With Brexit uncertainty continuing to hit business EY warned that UK quoted companies had issued the highest profit warnings in 2019 since 2008. However, Chancellor Sajid Javid refused to release economic impact data on the latest withdrawal deal despite cross-party calls stating it would be "incomprehensibly irresponsible" not to do so. Hilary Benn had also written to Stephen Barclay, the Brexit Secretary, calling for publication of this data. “One was produced in November last year modelling a number of scenarios” stated the Chancellor. It was “still out there” and “anyone can look it up”.
The Chancellor insisted that the PM’s revised proposals would be “good for the economy”, and that even if there were costs it would be “good for the fabric of our democracy” in getting Brexit agreed.

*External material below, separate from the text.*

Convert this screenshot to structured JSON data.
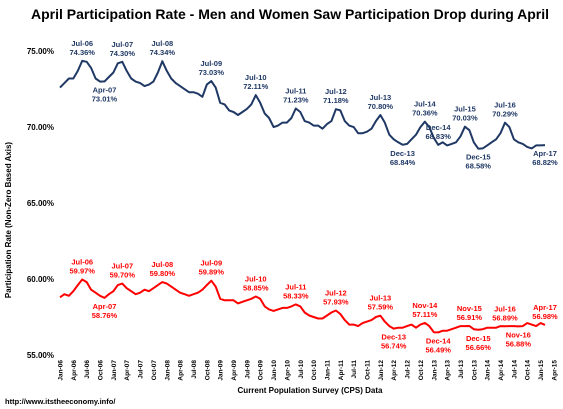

The government’s own estimates published last year suggested thatan agreement similar to Boris Johnson’s deal proposing a limited free trade deal with the EU, would take 6.7% from the UK GDP, making people on average £2,250 a year poorer by 2034. The former PM, Theresa May’s deal would have resulted in a smaller 2.1% impact over the same period.
The May deal had envisaged a customs partnership with the EU whereas the Johnson deal saw the UK outside the customs union with complex tariff and separate arrangements for Northern Ireland. The UK, except Northern Ireland, would move away from EU regulations setting its own rules or adopting those of other trading partners including America. The principles of freedom of movement would no longer apply and services making up 80% of the economy were not included in either version of the deal.
Meanwhile UK manufacturers were being hit with the first US tariffs imposed as a result of a 15 year old aerospace dispute concerning illegal state aids between Airbus, the European firm, and US rival, Boeing. Products ranging from Scotch whisky, biscuits, and luxury cashmere and Savile Row suits were hit with 25%-40% tariffs from 18thOctober.
Carolyn Fairburn, Director General of the CBI continued to stress the ongoing concerns of many in the business community whose business models have been built on a forty year development process leading to integrated markets and frictionless supply chains. “Decades of free and frictionless trade with the UK’s largest market, forged by thousands of firms big and small, must not be abandoned. Frictionless EU trade and regulatory alignment is vital for UK prosperity and jobs.”
Whatever happens time is of the essence. The European Union is embarking on the conclusion of its next round of planning ahead of its mid-term multi-annual financial framework (MFF) requiring firm decisions to be made by its partners. Effectively the UK needs to be either in or out by April 2020.